Next, the court looked to whether the trial court erred in finding that U.S. Bank’s payment was not prompt under the facts.
Pursuant to the holding of Country Club Estates, in the absence of extenuating circumstances, payment should be made in the month following purchase. Country Club Estates, 2017 IL App (1st) 162459, ¶22. This is not a strict deadline, however, and the determination of whether a payment was prompt should be determined by examining the facts and circumstances of each case. [2017 IL App (1st) 162459] at ¶¶23 – 24, 29. These circumstances might include an unreasonable refusal by the association to accept payment or a delay between the judicial sale and the confirmation of that sale by the foreclosure court. [2017 IL App (1st) 162459] at ¶¶23 – 24. 2020 IL App (1st) 190112-U at ¶21.

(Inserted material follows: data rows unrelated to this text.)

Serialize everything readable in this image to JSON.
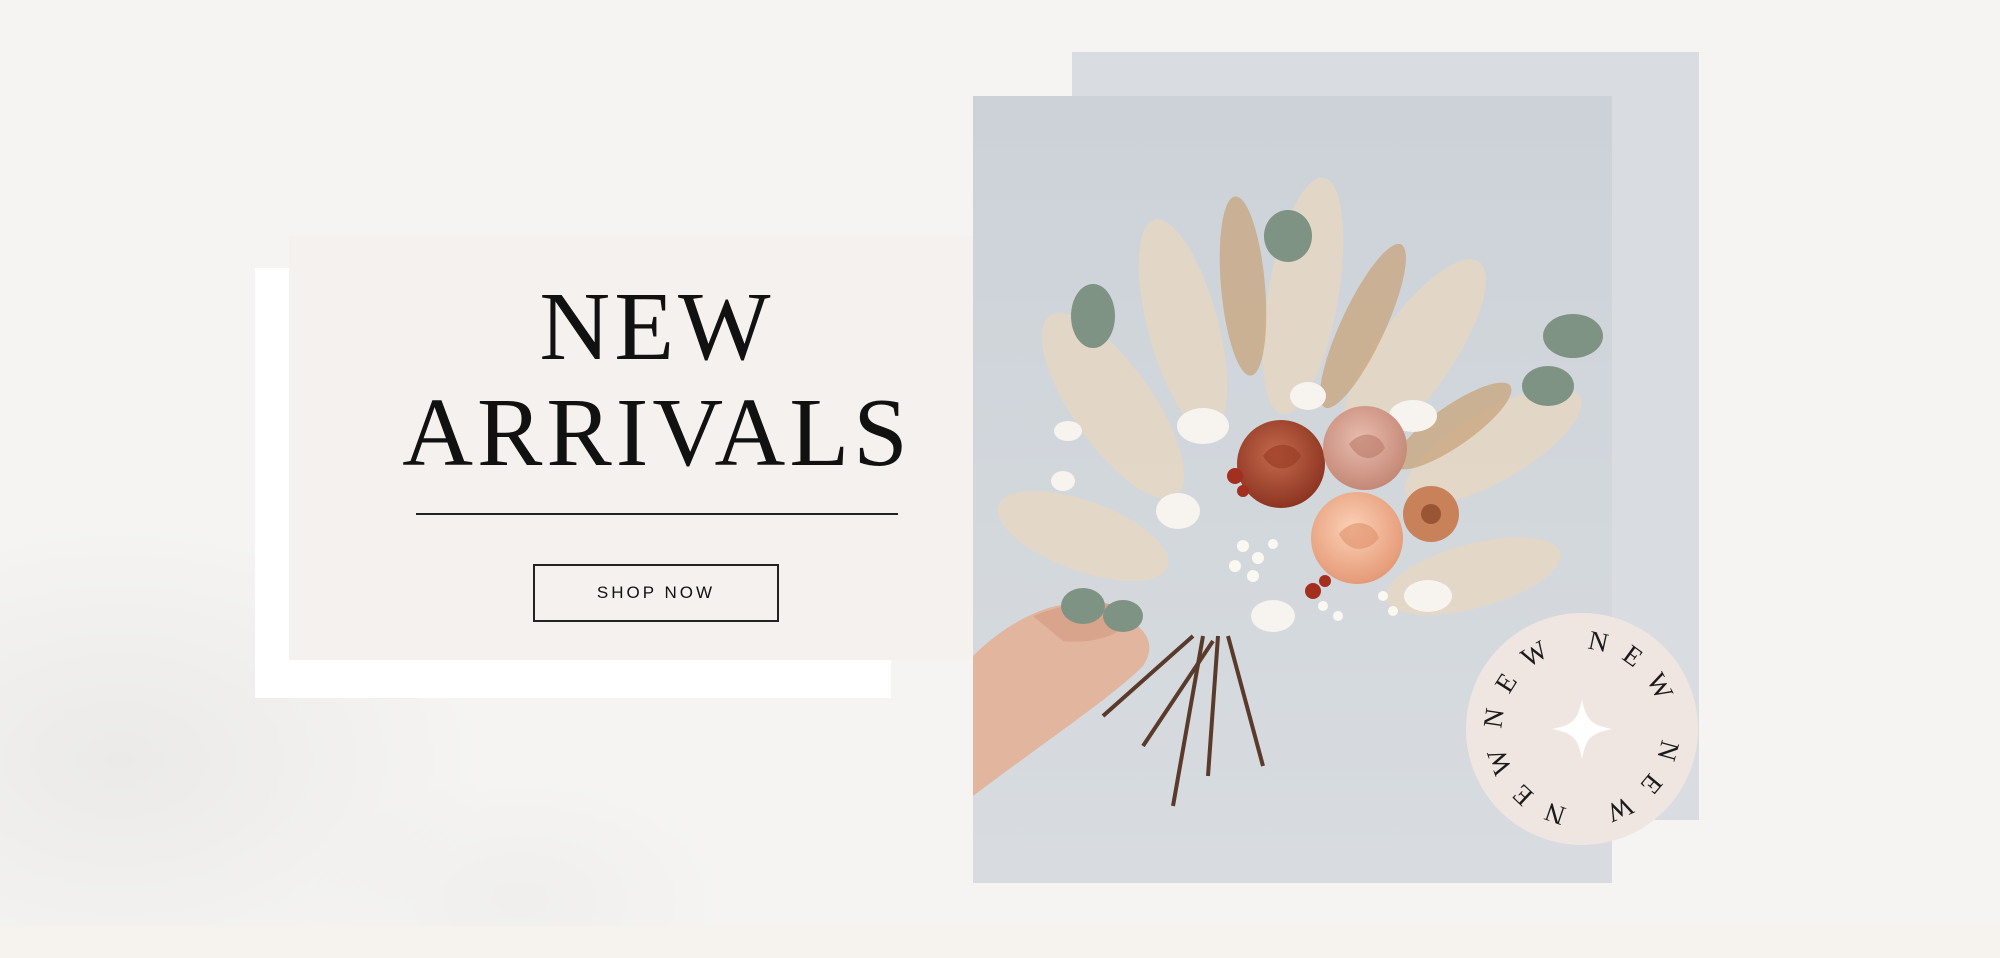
{
  "hero": {
    "headline_line1": "NEW",
    "headline_line2": "ARRIVALS",
    "cta_label": "SHOP NOW"
  },
  "badge": {
    "ring_text": "NEW NEW NEW NEW",
    "icon": "sparkle-icon"
  },
  "product_image": {
    "subject": "dried-flower-bouquet"
  },
  "colors": {
    "card_bg": "#f5f1ee",
    "text": "#111111",
    "photo_bg": "#d3d8dd",
    "badge_bg": "#efe6e1",
    "rose_rust": "#a5452d",
    "rose_blush": "#d9a08f",
    "rose_peach": "#f2b28f"
  }
}
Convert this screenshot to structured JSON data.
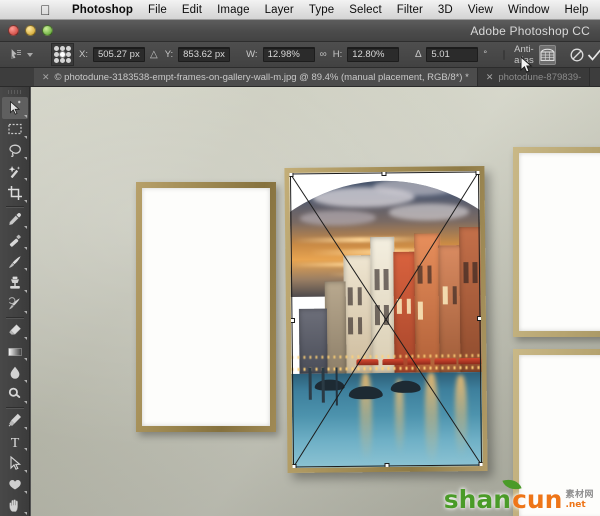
{
  "menubar": {
    "apple_icon": "apple-logo",
    "items": [
      {
        "label": "Photoshop",
        "bold": true
      },
      {
        "label": "File",
        "bold": false
      },
      {
        "label": "Edit",
        "bold": false
      },
      {
        "label": "Image",
        "bold": false
      },
      {
        "label": "Layer",
        "bold": false
      },
      {
        "label": "Type",
        "bold": false
      },
      {
        "label": "Select",
        "bold": false
      },
      {
        "label": "Filter",
        "bold": false
      },
      {
        "label": "3D",
        "bold": false
      },
      {
        "label": "View",
        "bold": false
      },
      {
        "label": "Window",
        "bold": false
      },
      {
        "label": "Help",
        "bold": false
      }
    ]
  },
  "titlebar": {
    "app_title": "Adobe Photoshop CC",
    "close_tooltip": "Close",
    "minimize_tooltip": "Minimize",
    "zoom_tooltip": "Zoom"
  },
  "options_bar": {
    "tool_preset_icon": "move-tool-preset-icon",
    "reference_point_label": "reference-point-grid",
    "x_label": "X:",
    "x_value": "505.27 px",
    "delta_icon": "delta-relative-icon",
    "y_label": "Y:",
    "y_value": "853.62 px",
    "w_label": "W:",
    "w_value": "12.98%",
    "link_icon": "link-aspect-icon",
    "h_label": "H:",
    "h_value": "12.80%",
    "angle_icon": "angle-icon",
    "angle_value": "5.01",
    "angle_unit": "°",
    "anti_alias_label": "Anti-alias",
    "anti_alias_checked": false,
    "warp_button": "warp-mode-icon",
    "cancel_button": "cancel-transform-icon",
    "commit_button": "commit-transform-icon"
  },
  "tabs": [
    {
      "title": "© photodune-3183538-empt-frames-on-gallery-wall-m.jpg @ 89.4% (manual placement, RGB/8*) *",
      "close_icon": "close-tab-icon",
      "active": true
    },
    {
      "title": "photodune-879839-",
      "close_icon": "close-tab-icon",
      "active": false
    }
  ],
  "toolbar": {
    "tools": [
      {
        "name": "move-tool",
        "glyph": "move",
        "active": true,
        "has_flyout": true
      },
      {
        "name": "rectangular-marquee-tool",
        "glyph": "marquee",
        "active": false,
        "has_flyout": true
      },
      {
        "name": "lasso-tool",
        "glyph": "lasso",
        "active": false,
        "has_flyout": true
      },
      {
        "name": "magic-wand-tool",
        "glyph": "wand",
        "active": false,
        "has_flyout": true
      },
      {
        "name": "crop-tool",
        "glyph": "crop",
        "active": false,
        "has_flyout": true
      },
      {
        "name": "eyedropper-tool",
        "glyph": "eyedropper",
        "active": false,
        "has_flyout": true
      },
      {
        "name": "spot-healing-brush-tool",
        "glyph": "healing",
        "active": false,
        "has_flyout": true
      },
      {
        "name": "brush-tool",
        "glyph": "brush",
        "active": false,
        "has_flyout": true
      },
      {
        "name": "clone-stamp-tool",
        "glyph": "stamp",
        "active": false,
        "has_flyout": true
      },
      {
        "name": "history-brush-tool",
        "glyph": "historybrush",
        "active": false,
        "has_flyout": true
      },
      {
        "name": "eraser-tool",
        "glyph": "eraser",
        "active": false,
        "has_flyout": true
      },
      {
        "name": "gradient-tool",
        "glyph": "gradient",
        "active": false,
        "has_flyout": true
      },
      {
        "name": "blur-tool",
        "glyph": "blur",
        "active": false,
        "has_flyout": true
      },
      {
        "name": "dodge-tool",
        "glyph": "dodge",
        "active": false,
        "has_flyout": true
      },
      {
        "name": "pen-tool",
        "glyph": "pen",
        "active": false,
        "has_flyout": true
      },
      {
        "name": "type-tool",
        "glyph": "type",
        "active": false,
        "has_flyout": true
      },
      {
        "name": "path-selection-tool",
        "glyph": "pathselect",
        "active": false,
        "has_flyout": true
      },
      {
        "name": "custom-shape-tool",
        "glyph": "shape",
        "active": false,
        "has_flyout": true
      },
      {
        "name": "hand-tool",
        "glyph": "hand",
        "active": false,
        "has_flyout": true
      }
    ]
  },
  "canvas": {
    "document_name": "photodune-3183538-empt-frames-on-gallery-wall-m.jpg",
    "zoom_level": "89.4%",
    "color_mode": "RGB/8*",
    "state_label": "manual placement",
    "artwork_description": "Venice grand canal at sunset placed into gallery frame",
    "transform_active": true,
    "frames": [
      {
        "name": "empty-frame-left",
        "state": "empty"
      },
      {
        "name": "artwork-frame-center",
        "state": "filled"
      },
      {
        "name": "empty-frame-right-top",
        "state": "empty"
      },
      {
        "name": "empty-frame-right-bottom",
        "state": "empty"
      }
    ]
  },
  "watermark": {
    "part1": "shan",
    "part2": "cun",
    "cn_text": "素材网",
    "domain": ".net"
  }
}
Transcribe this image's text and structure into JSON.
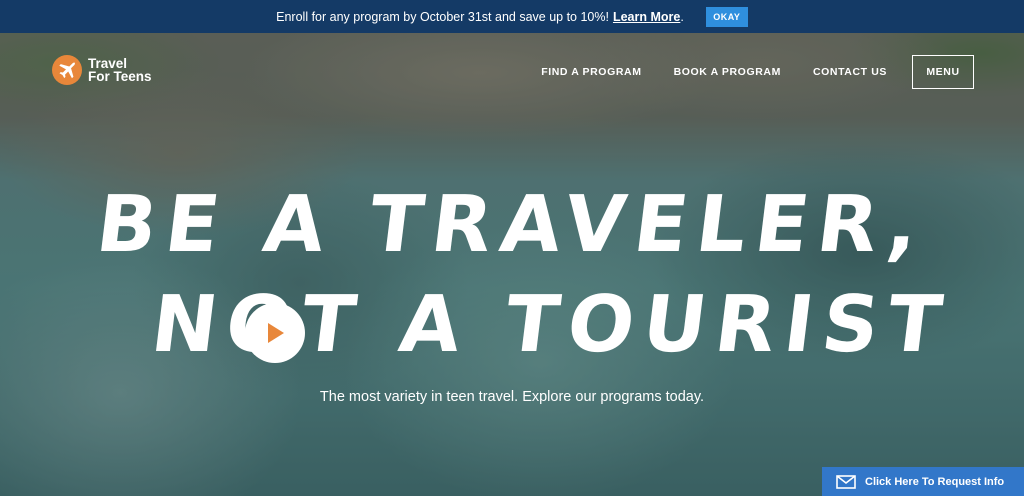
{
  "announcement": {
    "message": "Enroll for any program by October 31st and save up to 10%!",
    "link_label": "Learn More",
    "punctuation": ".",
    "ok_label": "OKAY"
  },
  "logo": {
    "line1": "Travel",
    "line2": "For Teens",
    "icon": "airplane-icon"
  },
  "nav": {
    "items": [
      "FIND A PROGRAM",
      "BOOK A PROGRAM",
      "CONTACT US"
    ],
    "menu_label": "MENU"
  },
  "hero": {
    "headline_line1": "BE A TRAVELER,",
    "headline_line2": "NOT A TOURIST",
    "subheadline": "The most variety in teen travel. Explore our programs today.",
    "play_icon": "play-icon"
  },
  "request_info": {
    "label": "Click Here To Request Info",
    "icon": "envelope-icon"
  },
  "colors": {
    "announcement_bg": "#143a66",
    "ok_button": "#2f8fde",
    "brand_orange": "#e8873a",
    "request_bg": "#3277c9"
  }
}
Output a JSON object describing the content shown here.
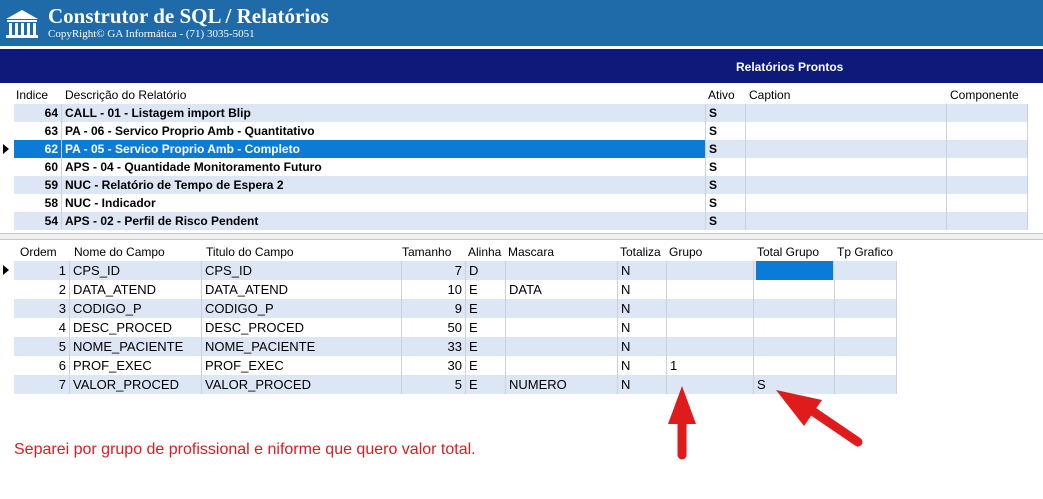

The trial court made its determination that payment was not prompt at trial. U.S. Bank had not included a bystander’s report or transcript of the trial in the record on appeal, so the appellate court had no basis “to provide any meaningful review” and affirmed the trial court. 2020 IL App (1st) 190112-U at ¶22.
Finally, the appellate court affirmed the attorneys’ fees awarded by the trial court finding no abuse of discretion. The court repeatedly noted that U.S. Bank relied in the appellate record on a transcript of the hearing, but never included the timesheets that the trial court was apparently considering. Summarizing the applicable standards for approving attorneys’ fees in these actions, the court stated:
Under section 9-111(b) of the Code of Civil Procedure (735 ILCS 5/9-111(b) (West 2018)), in determining reasonable attorney’s fees, the trial court must consider the time expended by the attorney, the reasonableness of the hourly rate for the work performed, the reasonableness of the amount of time expended for the work performed, and the amount in controversy and the nature of the action. The party seeking the fees bears the burden of presenting sufficient evidence from which the trial court can determine the reasonableness of the claimed fees. Kaiser [v. MEPC American Properties, Inc.,] 164 Ill.App.3d [978, 518 N.E.2d 424, 427, 115 Ill.Dec. 899 (1st Dist. 1987)]. To this end, the fee petition must “specify the services performed, by whom they were performed, the time expended thereon and the hourly rate charged therefor.” Id. 2020 IL App (1st) 190112-U at ¶25.
In an analysis of U.S. Bank’s numerous attacks on the association’s attorneys’ fees, the court made certain observations of interest to practitioners.
With regard to an objection to a charge for 0.9 hours for preparing for and attending a status hearing, the court observed:
Although the entry does not identify every step taken in preparing for the hearing, it does inform the trial court what work was done — preparation for and attendance at a status hearing. Moreover, even without knowing the minute details of the preparation or the hearing, we hardly think an hour is an unreasonable amount of time to spend both preparing for and attending a hearing. 2020 IL App (1st) 190112-U at ¶28.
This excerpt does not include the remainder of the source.